04 Jan 2009, comments

[Part of the Rails on XML series.]

Among the first design decisions to be made with any web application are how to represent the data, and where to store it. The assumption behind this set of articles is that you are going to have XML data, probably in some sort of XML database. But why might someone come to this conclusion, and what are the alternatives?

For many applications, modeling the data for a relational database is pretty straightforward, especially after you've done it many times before. Customer records, addresses, phone numbers, orders, login-ids and passwords -- we all know what to do with this stuff. Moreover, there are good tools available, and there are lots of talented people around who know how to use them. Both MySQL and PostgreSQL have their weak points, but are nevertheless pretty well-behaved and a small team isn't going to waste much time fighting with either one of them. Rails, with ActiveRecord, migrations, and validations, provides a good foundation for keeping complex applications relatively sane.

By contrast, choosing an XML data representation is much riskier. The tools are less mature, and few there be that know how to use them. Don't do it unless you have a good reason.

One obvious domain for applying the XML web application toolchain is for working with an existing set of XML documents.

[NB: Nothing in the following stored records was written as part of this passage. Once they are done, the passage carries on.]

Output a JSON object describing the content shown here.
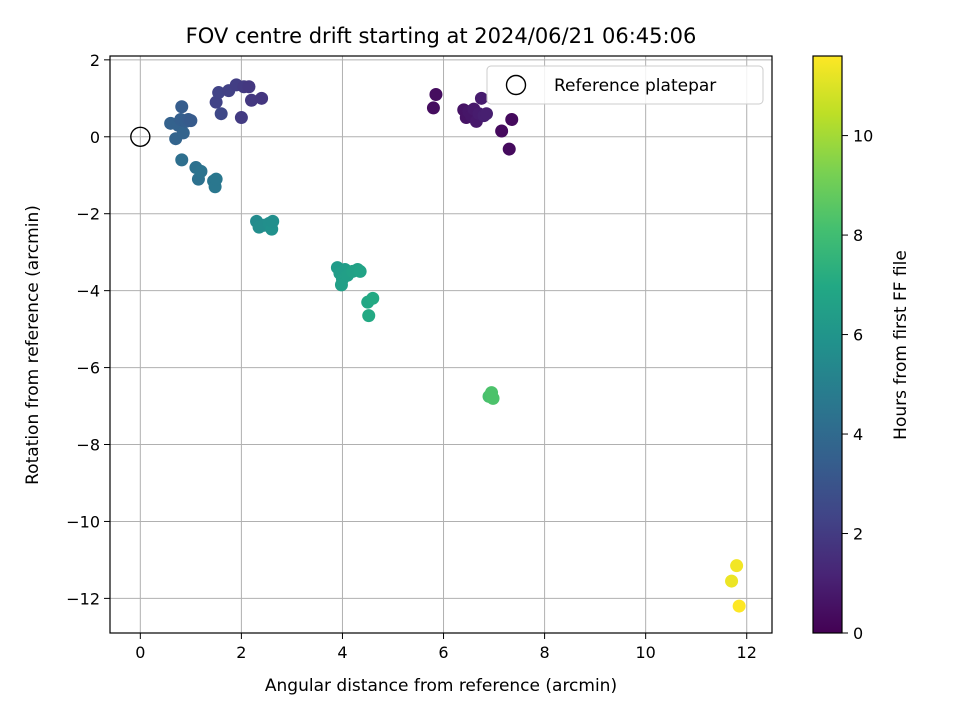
{
  "chart_data": {
    "type": "scatter",
    "title": "FOV centre drift starting at 2024/06/21 06:45:06",
    "xlabel": "Angular distance from reference (arcmin)",
    "ylabel": "Rotation from reference (arcmin)",
    "xlim": [
      -0.6,
      12.5
    ],
    "ylim": [
      -12.9,
      2.1
    ],
    "x_ticks": [
      0,
      2,
      4,
      6,
      8,
      10,
      12
    ],
    "y_ticks": [
      2,
      0,
      -2,
      -4,
      -6,
      -8,
      -10,
      -12
    ],
    "grid": true,
    "legend": {
      "position": "top-right",
      "entries": [
        "Reference platepar"
      ]
    },
    "reference_point": {
      "x": 0,
      "y": 0
    },
    "colorbar": {
      "label": "Hours from first FF file",
      "range": [
        0,
        11.6
      ],
      "ticks": [
        0,
        2,
        4,
        6,
        8,
        10
      ],
      "colormap": "viridis"
    },
    "points": [
      {
        "x": 5.8,
        "y": 0.75,
        "t": 0.4
      },
      {
        "x": 5.85,
        "y": 1.1,
        "t": 0.4
      },
      {
        "x": 6.4,
        "y": 0.7,
        "t": 0.6
      },
      {
        "x": 6.45,
        "y": 0.5,
        "t": 0.6
      },
      {
        "x": 6.5,
        "y": 0.65,
        "t": 0.7
      },
      {
        "x": 6.55,
        "y": 0.55,
        "t": 0.7
      },
      {
        "x": 6.6,
        "y": 0.72,
        "t": 0.8
      },
      {
        "x": 6.65,
        "y": 0.4,
        "t": 0.8
      },
      {
        "x": 6.7,
        "y": 0.6,
        "t": 0.9
      },
      {
        "x": 6.75,
        "y": 1.0,
        "t": 0.9
      },
      {
        "x": 6.8,
        "y": 0.55,
        "t": 1.0
      },
      {
        "x": 6.85,
        "y": 0.6,
        "t": 1.0
      },
      {
        "x": 7.15,
        "y": 0.15,
        "t": 0.3
      },
      {
        "x": 7.3,
        "y": -0.32,
        "t": 0.3
      },
      {
        "x": 7.35,
        "y": 0.45,
        "t": 0.3
      },
      {
        "x": 1.5,
        "y": 0.9,
        "t": 2.3
      },
      {
        "x": 1.55,
        "y": 1.15,
        "t": 2.3
      },
      {
        "x": 1.6,
        "y": 0.6,
        "t": 2.5
      },
      {
        "x": 1.75,
        "y": 1.2,
        "t": 2.2
      },
      {
        "x": 1.9,
        "y": 1.35,
        "t": 2.1
      },
      {
        "x": 2.0,
        "y": 0.5,
        "t": 2.0
      },
      {
        "x": 2.05,
        "y": 1.3,
        "t": 2.0
      },
      {
        "x": 2.15,
        "y": 1.3,
        "t": 1.9
      },
      {
        "x": 2.2,
        "y": 0.95,
        "t": 1.9
      },
      {
        "x": 2.4,
        "y": 1.0,
        "t": 1.8
      },
      {
        "x": 0.6,
        "y": 0.35,
        "t": 3.6
      },
      {
        "x": 0.7,
        "y": -0.05,
        "t": 3.7
      },
      {
        "x": 0.75,
        "y": 0.3,
        "t": 3.6
      },
      {
        "x": 0.8,
        "y": 0.45,
        "t": 3.5
      },
      {
        "x": 0.82,
        "y": 0.78,
        "t": 3.4
      },
      {
        "x": 0.85,
        "y": 0.1,
        "t": 3.7
      },
      {
        "x": 0.9,
        "y": 0.4,
        "t": 3.5
      },
      {
        "x": 0.95,
        "y": 0.45,
        "t": 3.4
      },
      {
        "x": 1.0,
        "y": 0.42,
        "t": 3.3
      },
      {
        "x": 0.82,
        "y": -0.6,
        "t": 4.2
      },
      {
        "x": 1.1,
        "y": -0.8,
        "t": 4.3
      },
      {
        "x": 1.15,
        "y": -1.1,
        "t": 4.3
      },
      {
        "x": 1.2,
        "y": -0.9,
        "t": 4.4
      },
      {
        "x": 1.45,
        "y": -1.15,
        "t": 4.5
      },
      {
        "x": 1.48,
        "y": -1.3,
        "t": 4.6
      },
      {
        "x": 1.5,
        "y": -1.1,
        "t": 4.6
      },
      {
        "x": 2.3,
        "y": -2.2,
        "t": 5.5
      },
      {
        "x": 2.35,
        "y": -2.35,
        "t": 5.6
      },
      {
        "x": 2.45,
        "y": -2.3,
        "t": 5.6
      },
      {
        "x": 2.55,
        "y": -2.25,
        "t": 5.7
      },
      {
        "x": 2.6,
        "y": -2.4,
        "t": 5.8
      },
      {
        "x": 2.62,
        "y": -2.2,
        "t": 5.7
      },
      {
        "x": 3.9,
        "y": -3.4,
        "t": 6.3
      },
      {
        "x": 3.95,
        "y": -3.55,
        "t": 6.4
      },
      {
        "x": 4.0,
        "y": -3.7,
        "t": 6.5
      },
      {
        "x": 4.05,
        "y": -3.45,
        "t": 6.4
      },
      {
        "x": 3.98,
        "y": -3.85,
        "t": 6.5
      },
      {
        "x": 4.1,
        "y": -3.6,
        "t": 6.5
      },
      {
        "x": 4.2,
        "y": -3.5,
        "t": 6.6
      },
      {
        "x": 4.3,
        "y": -3.45,
        "t": 6.6
      },
      {
        "x": 4.35,
        "y": -3.5,
        "t": 6.7
      },
      {
        "x": 4.5,
        "y": -4.3,
        "t": 6.9
      },
      {
        "x": 4.52,
        "y": -4.65,
        "t": 7.0
      },
      {
        "x": 4.6,
        "y": -4.2,
        "t": 7.0
      },
      {
        "x": 6.9,
        "y": -6.75,
        "t": 8.2
      },
      {
        "x": 6.95,
        "y": -6.65,
        "t": 8.3
      },
      {
        "x": 6.98,
        "y": -6.8,
        "t": 8.3
      },
      {
        "x": 11.7,
        "y": -11.55,
        "t": 11.3
      },
      {
        "x": 11.8,
        "y": -11.15,
        "t": 11.4
      },
      {
        "x": 11.85,
        "y": -12.2,
        "t": 11.6
      }
    ]
  }
}
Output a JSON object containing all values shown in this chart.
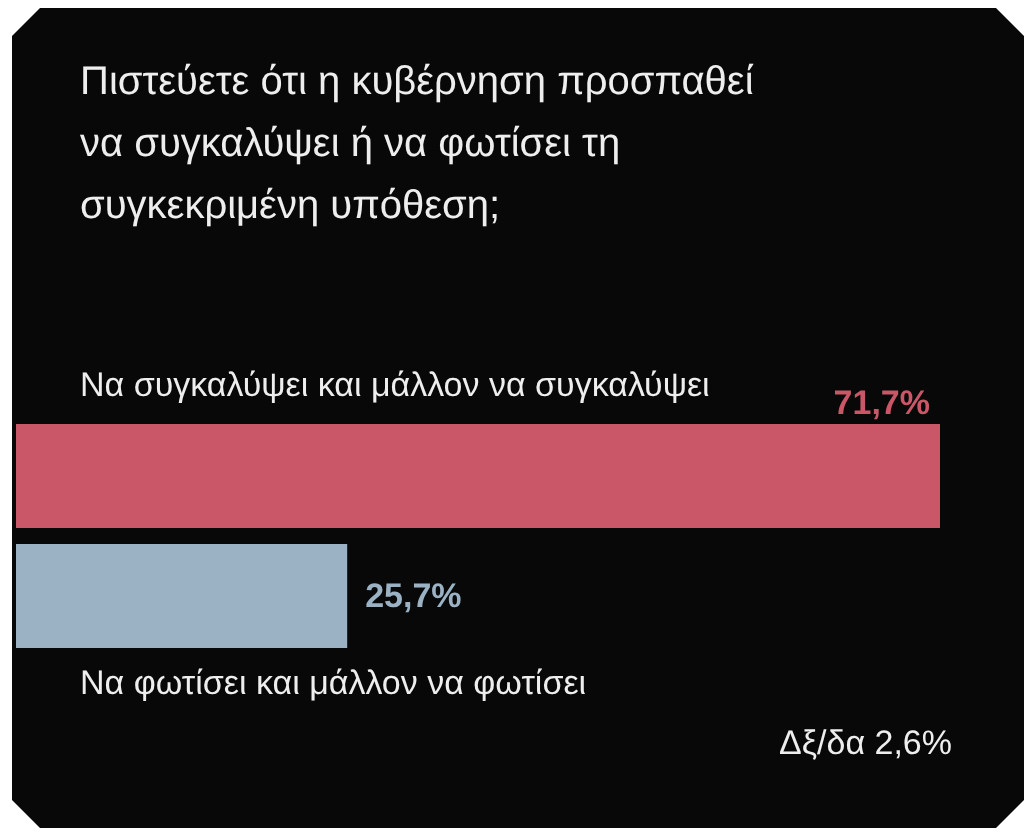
{
  "chart_data": {
    "type": "bar",
    "orientation": "horizontal",
    "title": "Πιστεύετε ότι η κυβέρνηση προσπαθεί να συγκαλύψει ή να φωτίσει τη συγκεκριμένη υπόθεση;",
    "categories": [
      "Να συγκαλύψει και μάλλον να συγκαλύψει",
      "Να φωτίσει και μάλλον να φωτίσει"
    ],
    "values": [
      71.7,
      25.7
    ],
    "colors": [
      "#c95768",
      "#9bb2c4"
    ],
    "value_labels": [
      "71,7%",
      "25,7%"
    ],
    "annotations": [
      "Δξ/δα 2,6%"
    ]
  }
}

I suspect this is a relatively rare case, however.

As a motivating example, imagine being asked to build a commercial real estate site that will have detailed listings for business properties for rent and for sale: farms, office space, retail space, restaurants, hardware stores, etc. New types of properties will be added to the site on a regular basis -- six months from now you may encounter the first listing for a marina, or a mine. The web site is expected to have rich editing and search interfaces, making it possible, for example, to search for bars for sale with seating for more than 50 customers, or for a 2-room office with an on-street entrance and its own bathroom.

In this case, modeling each property as an XML document seems like an interesting idea. Attributes that many or all of the properties have can be managed uniformly (eg listing agent, asking price, size in square-meters, taxes), and more unique characteristics (eg number of berths of various lengths in a marina) can also be represented, edited, and searched.

Once you have decided to use XML for at least some of your data, you have to decide if you are going to be a purist and use XML for everything, or not. The cleanliness of a pure approach appealed to us, but didn't seem practical. We already had a login system we liked, based on restful authentication and open-id; we planned to use attachment-fu for uploaded images; and in general we wanted to leave the door open for any and all Rails plugins. Our client had already chosen to use DB2, which supports hybrid use of both XML and SQL, and we decided to take advantage of that.

Another interesting choice that I've been playing with, but haven't used for anything real, would be to use one of the new document-oriented data stores, such as CouchDB. It is my belief -- but I can't completely justify it -- that if you are planning to exploit the hierarchical structure that an XML document allows you to use, then XQuery is going to win over what you can do with CouchDB.